The amount of thermal energy available to transfer to the finger, bringing the temperature of the aluminum to the temperature of the finger, from a 1 cm$^2$ piece of aluminum foil (approximate surface area of finger tip), 0.02 mm thick (average for foil) at a temperature of 200 C (392 F) is about 0.8 J, making it more than 5 times less than the blister threshold and more than 2.5 times less than the pain threshold.
Just a curious thought, what should we do to get burn by the aluminium foil? I mean what modification should we make to the foil? And may you please provide formula/methodology for the calculations?
In order to increase the potential for pain and burn from the aluminum, one would have to sufficiently increase its thickness and/or its temperature.
The formula used to calculate the theoretical amount of heat $Q$ available per cm$^3$ of foil relative to, say, the finger, and assuming the foil does not transfer heat to anything else, was
$$Q=\rho c (T_{Al}-T_{f})$$
Where
$\rho$ = the density of aluminum, taken as 2.71 g/cm$^3$
$c$ = the specific heat of aluminum, taken as 0.872 J/g$^o$C
$\rho c$ = the volumetric heat capacity of aluminum, 2.43 J/cm$^{3}$ $^o$C
$T_{Al}$ = temperature of aluminum, taken as 200$^0$C (upper temperature of a moderately hot oven)
$T_{f}$ = temperature of the skin of finger, taken as 32.5$^o$C.
From the above data the available thermal energy is about 400 J/cm$^3$. Multiplying this by the thickness of the foil, 0.002 cm, gives you 0.8 J/cm$^2$ of foil.
As indicated previously, the theoretical threshold for blister and pain for 1 sec contact is 5 J/cm$^2$ and 2.5 J/cm$^2$. To approach those levels the foil thickness would need to be theoretically increased by a factor of 5 and 2.5 respectively. Alternatively, the oven temperature (= temperature of the foil prior to touch) would have to theoretically be increased to about 870 $^o$C and 450 $^0$C, respectively. These temperatures are well above those attainable in household ovens.

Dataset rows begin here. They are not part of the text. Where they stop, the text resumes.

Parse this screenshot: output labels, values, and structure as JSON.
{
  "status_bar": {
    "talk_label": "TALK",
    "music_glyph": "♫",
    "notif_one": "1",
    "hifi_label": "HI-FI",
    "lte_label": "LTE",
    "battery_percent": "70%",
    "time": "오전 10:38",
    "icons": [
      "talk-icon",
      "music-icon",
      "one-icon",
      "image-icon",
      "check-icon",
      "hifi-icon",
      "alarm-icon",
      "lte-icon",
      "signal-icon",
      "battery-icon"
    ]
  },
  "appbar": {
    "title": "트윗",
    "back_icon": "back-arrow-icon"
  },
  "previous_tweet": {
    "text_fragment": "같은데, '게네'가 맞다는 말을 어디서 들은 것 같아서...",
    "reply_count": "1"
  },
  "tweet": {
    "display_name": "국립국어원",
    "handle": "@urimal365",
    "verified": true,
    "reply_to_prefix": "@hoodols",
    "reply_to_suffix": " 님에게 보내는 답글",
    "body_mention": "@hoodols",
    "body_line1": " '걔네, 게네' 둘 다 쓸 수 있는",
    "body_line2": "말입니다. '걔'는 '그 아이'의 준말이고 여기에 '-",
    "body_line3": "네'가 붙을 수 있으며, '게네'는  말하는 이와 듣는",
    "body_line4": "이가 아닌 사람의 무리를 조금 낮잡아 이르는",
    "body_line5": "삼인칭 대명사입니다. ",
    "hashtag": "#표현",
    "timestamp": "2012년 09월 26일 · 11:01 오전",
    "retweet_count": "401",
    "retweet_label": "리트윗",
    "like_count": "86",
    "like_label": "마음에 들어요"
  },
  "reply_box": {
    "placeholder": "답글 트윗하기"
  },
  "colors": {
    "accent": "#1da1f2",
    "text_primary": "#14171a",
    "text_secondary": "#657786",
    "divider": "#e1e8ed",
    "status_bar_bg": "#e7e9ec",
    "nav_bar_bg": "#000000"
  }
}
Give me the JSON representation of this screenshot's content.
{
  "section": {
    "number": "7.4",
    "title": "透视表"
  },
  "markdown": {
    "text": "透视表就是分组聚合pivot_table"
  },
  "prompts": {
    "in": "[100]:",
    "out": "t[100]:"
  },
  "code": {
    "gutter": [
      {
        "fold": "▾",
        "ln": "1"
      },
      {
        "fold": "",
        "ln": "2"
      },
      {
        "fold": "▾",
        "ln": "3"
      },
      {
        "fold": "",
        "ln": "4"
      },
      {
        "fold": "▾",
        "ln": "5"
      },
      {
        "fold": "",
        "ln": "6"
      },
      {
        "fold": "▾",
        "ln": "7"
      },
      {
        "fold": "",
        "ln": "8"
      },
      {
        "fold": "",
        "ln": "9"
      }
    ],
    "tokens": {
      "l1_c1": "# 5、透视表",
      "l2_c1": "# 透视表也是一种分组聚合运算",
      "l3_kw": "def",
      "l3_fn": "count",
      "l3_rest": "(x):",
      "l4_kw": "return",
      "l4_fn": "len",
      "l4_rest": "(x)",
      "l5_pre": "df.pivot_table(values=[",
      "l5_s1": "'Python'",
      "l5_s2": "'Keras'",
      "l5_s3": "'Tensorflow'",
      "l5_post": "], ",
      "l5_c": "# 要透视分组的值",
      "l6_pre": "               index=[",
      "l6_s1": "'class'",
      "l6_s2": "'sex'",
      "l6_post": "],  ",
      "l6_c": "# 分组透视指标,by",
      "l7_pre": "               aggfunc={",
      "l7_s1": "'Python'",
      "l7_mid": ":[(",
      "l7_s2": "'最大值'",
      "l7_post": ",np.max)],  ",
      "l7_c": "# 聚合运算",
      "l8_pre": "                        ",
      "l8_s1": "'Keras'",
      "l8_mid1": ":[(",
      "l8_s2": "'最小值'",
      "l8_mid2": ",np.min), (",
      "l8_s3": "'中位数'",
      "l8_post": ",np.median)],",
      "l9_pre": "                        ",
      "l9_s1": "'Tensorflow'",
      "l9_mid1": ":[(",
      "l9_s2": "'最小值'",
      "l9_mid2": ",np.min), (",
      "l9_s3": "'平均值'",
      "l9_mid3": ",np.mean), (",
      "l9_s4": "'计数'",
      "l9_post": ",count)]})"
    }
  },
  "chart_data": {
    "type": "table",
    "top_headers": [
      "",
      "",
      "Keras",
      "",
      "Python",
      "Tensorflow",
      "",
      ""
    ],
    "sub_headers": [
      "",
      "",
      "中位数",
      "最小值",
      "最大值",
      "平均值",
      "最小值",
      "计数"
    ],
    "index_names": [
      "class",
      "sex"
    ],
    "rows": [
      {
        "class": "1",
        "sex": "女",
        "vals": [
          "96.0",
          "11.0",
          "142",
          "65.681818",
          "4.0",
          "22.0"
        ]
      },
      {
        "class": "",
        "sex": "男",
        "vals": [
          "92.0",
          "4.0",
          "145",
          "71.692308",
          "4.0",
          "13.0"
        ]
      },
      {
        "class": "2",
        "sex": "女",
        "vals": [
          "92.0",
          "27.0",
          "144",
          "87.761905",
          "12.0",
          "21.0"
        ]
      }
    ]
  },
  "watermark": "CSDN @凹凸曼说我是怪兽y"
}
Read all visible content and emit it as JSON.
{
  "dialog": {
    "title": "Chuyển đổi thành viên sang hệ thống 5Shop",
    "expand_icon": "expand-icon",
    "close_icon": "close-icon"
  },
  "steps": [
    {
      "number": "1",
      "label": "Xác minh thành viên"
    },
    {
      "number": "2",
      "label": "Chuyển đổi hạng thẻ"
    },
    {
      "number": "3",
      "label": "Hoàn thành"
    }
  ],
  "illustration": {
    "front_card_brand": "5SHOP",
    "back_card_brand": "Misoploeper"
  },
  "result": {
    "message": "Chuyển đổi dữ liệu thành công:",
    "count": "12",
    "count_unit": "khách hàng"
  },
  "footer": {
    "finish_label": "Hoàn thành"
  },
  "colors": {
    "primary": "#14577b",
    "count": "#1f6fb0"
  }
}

It should be noted that there were a number of assumptions made in the above, most of which err on the side of caution. Perhaps the most significant is the theoretical thresholds of pain and burn. They were based on experiments on very thin (most vulnerable) skin (the inside surface of forearm and back of finger (middle phalanges)). The skin on the finger pads is thicker making them less vulnerable. So the thresholds for the finger pads would be higher than those used here. This should err on the side of caution.
Hope this helps.
The foil is so thin that it loses its heat energy very quickly. Even though it may initially be as hot or hotter than the pizza when removed from the oven, its heat will cool very quickly. When you touch it, it reaches thermal equilibrium with your skin before it can heat your skin enough to burn you.